On September 29, 2025, Bharat Chandar, postdoctoral fellow at the Stanford Digital Economy Lab, and Ruyu Chen, research scientist at the Stanford Digital Economy Lab, will presented the findings on their recent paper “Canaries in the Coal Mine? Six Facts about the Recent Employment Effects of Artificial Intelligence.” Watch the seminar below!
This paper examines changes in the labor market for occupations exposed to generative artificial intelligence using high-frequency administrative data from the largest payroll software provider in the United States. We present six facts that characterize these shifts. We find that since the widespread adoption of generative AI, early-career workers (ages 22-25) in the most AI-exposed occupations have experienced a 13 percent relative decline in employment even after controlling for firm-level shocks.
In contrast, employment for workers in less exposed fields and more experienced workers in the same occupations has remained stable or continued to grow. We also find that adjustments occur primarily through employment rather than compensation. Furthermore, employment declines are concentrated in occupations where AI is more likely to automate, rather than augment, human labor. Our results are robust to alternative explanations, such as excluding technology-related firms and excluding occupations amenable to remote work.
These six facts provide early, large-scale evidence consistent with the hypothesis that the AI revolution is beginning to have a significant and disproportionate impact on entry-level workers in the American labor market.

Bharat is a postdoctoral researcher at the Stanford Digital Economy Lab and Institute for Human-Centered Artificial Intelligence. He received his PhD in economics from Stanford GSB. His focus is on labor economics and technology.

Ruyu Chen is a research scientist at the Digital Economy Lab and the Stanford Institute for Human-Centered Artificial Intelligence (HAI). Her research lies at the intersection of the economics of innovation, information systems, and business strategy.

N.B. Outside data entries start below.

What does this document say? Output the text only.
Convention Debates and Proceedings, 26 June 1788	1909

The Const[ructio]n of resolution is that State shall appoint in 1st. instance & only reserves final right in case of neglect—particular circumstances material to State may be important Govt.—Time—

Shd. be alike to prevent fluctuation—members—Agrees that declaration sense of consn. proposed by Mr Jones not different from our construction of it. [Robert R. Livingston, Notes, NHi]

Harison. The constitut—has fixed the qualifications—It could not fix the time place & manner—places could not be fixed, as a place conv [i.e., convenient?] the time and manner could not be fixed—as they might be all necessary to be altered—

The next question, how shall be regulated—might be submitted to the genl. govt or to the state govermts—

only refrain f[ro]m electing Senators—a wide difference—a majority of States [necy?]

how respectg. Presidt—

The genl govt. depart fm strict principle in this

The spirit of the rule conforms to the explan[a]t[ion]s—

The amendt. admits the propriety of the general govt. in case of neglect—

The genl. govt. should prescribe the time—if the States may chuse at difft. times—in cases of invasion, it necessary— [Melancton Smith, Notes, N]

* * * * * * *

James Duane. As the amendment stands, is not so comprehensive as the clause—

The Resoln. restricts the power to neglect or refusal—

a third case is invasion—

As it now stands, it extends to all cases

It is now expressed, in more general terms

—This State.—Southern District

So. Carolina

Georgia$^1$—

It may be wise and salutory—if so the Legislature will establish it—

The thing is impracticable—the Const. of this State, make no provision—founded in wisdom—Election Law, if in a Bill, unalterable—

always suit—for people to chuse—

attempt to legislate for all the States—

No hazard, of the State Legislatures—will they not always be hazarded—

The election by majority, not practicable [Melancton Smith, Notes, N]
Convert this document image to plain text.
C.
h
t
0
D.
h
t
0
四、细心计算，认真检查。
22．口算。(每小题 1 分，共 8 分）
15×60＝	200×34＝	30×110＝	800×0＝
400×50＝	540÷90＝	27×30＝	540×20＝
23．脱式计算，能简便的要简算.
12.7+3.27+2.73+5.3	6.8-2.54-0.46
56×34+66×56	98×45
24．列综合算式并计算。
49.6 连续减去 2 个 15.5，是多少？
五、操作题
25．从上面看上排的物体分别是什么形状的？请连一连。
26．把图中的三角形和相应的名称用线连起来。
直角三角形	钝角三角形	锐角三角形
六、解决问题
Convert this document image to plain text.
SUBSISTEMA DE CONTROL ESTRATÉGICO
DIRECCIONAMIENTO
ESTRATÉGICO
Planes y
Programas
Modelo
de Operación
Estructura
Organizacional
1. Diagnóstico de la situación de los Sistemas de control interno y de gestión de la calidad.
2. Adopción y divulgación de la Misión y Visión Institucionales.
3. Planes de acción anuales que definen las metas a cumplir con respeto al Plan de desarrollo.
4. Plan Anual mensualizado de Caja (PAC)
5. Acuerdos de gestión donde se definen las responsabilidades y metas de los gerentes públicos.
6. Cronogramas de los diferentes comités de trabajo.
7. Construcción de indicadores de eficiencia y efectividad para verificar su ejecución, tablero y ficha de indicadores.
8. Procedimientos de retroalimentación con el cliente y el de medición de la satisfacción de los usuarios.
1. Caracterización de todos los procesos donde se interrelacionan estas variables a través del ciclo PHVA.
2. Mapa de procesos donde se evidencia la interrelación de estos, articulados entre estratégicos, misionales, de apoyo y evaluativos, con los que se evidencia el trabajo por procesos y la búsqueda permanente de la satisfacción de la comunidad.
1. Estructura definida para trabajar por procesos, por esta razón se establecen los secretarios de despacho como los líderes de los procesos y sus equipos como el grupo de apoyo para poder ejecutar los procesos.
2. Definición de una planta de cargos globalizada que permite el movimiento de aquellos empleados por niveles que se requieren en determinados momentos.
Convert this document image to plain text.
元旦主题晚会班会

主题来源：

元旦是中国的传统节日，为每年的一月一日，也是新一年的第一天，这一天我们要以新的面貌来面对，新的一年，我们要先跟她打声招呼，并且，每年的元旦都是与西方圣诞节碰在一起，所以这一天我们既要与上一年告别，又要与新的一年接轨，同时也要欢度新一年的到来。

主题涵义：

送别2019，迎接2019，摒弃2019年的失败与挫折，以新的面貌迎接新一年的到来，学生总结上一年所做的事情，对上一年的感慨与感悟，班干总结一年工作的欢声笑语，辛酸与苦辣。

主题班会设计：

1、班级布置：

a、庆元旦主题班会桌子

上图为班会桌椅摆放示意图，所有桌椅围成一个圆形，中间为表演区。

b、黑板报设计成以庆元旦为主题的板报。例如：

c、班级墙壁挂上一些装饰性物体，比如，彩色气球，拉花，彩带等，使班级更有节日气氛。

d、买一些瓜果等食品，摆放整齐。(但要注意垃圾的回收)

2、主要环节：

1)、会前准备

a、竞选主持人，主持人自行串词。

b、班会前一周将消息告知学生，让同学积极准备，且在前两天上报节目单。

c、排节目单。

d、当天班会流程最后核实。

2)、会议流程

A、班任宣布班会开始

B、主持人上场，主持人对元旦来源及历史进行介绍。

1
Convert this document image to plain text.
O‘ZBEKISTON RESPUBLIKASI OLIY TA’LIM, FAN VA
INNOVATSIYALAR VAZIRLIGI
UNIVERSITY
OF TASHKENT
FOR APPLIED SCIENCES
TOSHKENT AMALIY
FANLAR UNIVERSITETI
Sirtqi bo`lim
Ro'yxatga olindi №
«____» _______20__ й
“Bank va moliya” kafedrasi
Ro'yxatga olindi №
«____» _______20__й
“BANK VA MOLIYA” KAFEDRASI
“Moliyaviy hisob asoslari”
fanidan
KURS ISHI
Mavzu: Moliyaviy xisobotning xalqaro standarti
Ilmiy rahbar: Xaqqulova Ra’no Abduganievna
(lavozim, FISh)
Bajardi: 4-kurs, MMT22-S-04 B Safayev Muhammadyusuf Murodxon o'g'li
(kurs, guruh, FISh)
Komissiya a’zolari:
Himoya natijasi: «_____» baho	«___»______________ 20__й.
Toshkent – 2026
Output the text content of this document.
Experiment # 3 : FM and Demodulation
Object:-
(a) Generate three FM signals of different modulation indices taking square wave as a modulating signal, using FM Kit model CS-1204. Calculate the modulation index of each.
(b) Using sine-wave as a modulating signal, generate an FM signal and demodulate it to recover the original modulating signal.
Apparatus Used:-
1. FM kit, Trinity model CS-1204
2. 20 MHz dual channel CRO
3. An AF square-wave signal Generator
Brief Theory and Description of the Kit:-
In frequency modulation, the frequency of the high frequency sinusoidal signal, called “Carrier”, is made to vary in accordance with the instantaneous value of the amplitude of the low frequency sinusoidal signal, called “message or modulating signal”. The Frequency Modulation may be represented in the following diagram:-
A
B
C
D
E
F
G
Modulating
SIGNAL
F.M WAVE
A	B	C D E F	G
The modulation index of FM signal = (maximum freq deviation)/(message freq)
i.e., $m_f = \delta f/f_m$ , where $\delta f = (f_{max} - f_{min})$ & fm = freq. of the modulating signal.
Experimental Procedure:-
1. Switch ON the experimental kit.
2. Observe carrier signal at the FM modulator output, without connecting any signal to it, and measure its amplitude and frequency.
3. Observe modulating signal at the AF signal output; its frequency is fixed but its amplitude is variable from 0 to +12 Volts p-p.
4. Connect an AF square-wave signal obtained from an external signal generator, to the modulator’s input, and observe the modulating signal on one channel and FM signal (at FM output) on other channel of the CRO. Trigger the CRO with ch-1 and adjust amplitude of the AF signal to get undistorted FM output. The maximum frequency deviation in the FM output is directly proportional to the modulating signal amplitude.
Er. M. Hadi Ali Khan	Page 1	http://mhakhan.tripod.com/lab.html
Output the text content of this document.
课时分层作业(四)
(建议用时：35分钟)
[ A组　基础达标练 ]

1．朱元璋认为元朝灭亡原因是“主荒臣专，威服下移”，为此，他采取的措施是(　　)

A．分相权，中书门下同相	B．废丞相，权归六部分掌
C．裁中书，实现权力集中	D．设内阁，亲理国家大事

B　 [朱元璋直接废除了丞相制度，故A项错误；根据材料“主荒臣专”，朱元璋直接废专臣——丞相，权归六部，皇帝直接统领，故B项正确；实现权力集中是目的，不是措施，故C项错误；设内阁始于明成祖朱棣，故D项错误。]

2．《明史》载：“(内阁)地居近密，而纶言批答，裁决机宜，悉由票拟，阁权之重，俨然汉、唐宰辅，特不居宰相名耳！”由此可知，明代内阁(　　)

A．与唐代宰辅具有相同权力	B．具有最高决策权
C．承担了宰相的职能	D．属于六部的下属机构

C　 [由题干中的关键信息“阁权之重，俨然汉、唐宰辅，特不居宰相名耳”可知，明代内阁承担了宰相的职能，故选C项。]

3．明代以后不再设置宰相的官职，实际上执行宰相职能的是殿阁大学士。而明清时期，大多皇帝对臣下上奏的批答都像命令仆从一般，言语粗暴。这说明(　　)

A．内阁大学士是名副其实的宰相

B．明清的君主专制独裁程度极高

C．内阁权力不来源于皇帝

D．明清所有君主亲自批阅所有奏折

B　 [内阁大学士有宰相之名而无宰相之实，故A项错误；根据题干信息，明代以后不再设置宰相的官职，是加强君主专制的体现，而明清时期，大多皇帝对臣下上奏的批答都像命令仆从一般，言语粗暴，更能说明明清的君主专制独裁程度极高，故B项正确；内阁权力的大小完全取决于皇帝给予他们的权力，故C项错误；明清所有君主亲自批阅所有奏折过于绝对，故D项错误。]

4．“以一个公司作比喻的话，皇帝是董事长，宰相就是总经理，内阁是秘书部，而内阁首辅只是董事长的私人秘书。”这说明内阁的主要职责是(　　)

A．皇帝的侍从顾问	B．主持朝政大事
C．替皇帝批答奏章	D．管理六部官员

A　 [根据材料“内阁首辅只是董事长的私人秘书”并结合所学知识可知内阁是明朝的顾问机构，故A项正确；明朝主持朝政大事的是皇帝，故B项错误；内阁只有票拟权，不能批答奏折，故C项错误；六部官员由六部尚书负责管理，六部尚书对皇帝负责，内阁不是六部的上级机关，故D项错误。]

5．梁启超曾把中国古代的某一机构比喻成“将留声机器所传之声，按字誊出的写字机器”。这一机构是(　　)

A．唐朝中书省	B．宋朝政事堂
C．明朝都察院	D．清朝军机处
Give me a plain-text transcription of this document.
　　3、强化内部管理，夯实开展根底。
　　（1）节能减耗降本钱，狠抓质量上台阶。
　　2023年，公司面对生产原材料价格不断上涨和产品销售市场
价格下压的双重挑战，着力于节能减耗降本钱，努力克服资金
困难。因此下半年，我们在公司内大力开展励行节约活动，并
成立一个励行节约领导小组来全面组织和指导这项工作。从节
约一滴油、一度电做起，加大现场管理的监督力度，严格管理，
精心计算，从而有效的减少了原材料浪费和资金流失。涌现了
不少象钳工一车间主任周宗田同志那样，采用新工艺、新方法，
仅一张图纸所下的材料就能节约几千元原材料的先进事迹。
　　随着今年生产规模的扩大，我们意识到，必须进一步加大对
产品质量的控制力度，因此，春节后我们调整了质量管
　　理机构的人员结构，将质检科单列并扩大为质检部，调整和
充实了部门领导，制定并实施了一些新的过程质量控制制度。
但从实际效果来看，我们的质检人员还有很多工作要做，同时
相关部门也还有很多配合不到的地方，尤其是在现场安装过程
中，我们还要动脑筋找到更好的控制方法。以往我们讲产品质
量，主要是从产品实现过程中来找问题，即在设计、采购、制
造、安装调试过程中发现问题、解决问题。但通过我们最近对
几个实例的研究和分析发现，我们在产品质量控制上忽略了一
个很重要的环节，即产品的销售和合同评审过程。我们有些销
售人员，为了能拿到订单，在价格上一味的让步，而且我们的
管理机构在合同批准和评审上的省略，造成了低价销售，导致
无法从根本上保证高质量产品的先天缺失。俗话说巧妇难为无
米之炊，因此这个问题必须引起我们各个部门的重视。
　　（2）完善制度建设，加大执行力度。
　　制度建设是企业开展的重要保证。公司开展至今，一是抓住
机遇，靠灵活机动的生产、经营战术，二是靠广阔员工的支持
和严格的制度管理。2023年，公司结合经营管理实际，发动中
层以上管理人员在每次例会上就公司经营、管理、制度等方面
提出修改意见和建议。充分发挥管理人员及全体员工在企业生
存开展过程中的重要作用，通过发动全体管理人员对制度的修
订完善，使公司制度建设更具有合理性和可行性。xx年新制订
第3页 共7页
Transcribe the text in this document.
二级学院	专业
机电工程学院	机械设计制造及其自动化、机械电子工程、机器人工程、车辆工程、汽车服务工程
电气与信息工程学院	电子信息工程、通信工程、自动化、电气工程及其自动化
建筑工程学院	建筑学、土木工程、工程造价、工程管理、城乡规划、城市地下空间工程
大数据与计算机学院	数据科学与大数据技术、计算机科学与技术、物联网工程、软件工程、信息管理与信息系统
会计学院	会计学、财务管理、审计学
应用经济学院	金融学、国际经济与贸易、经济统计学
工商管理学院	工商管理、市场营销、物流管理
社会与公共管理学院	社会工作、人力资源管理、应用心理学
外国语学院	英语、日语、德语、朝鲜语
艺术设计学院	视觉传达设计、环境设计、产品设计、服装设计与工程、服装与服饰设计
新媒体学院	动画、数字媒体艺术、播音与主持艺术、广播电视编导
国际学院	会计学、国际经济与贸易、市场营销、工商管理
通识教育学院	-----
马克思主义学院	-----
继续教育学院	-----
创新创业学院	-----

She focuses on two main areas: information technology adoption and firm performance, where she examines the drivers of IT adoption within firms and its impact on innovation and market performance; and AI and the future of work, where she leverages large-scale payroll data to study how emerging technologies, particularly generative AI, are reshaping employment, wages, skill demands, and organizational structures. Her work has been published in leading academic journals, including the Strategic Management Journal.
Before joining Stanford, she earned her PhD in Managerial Economics from the SC Johnson College of Business at Cornell University, with a graduate minor in Computer Science. She also holds a bachelor’s degree from Renmin University of China and studied as an exchange student at the University of Copenhagen.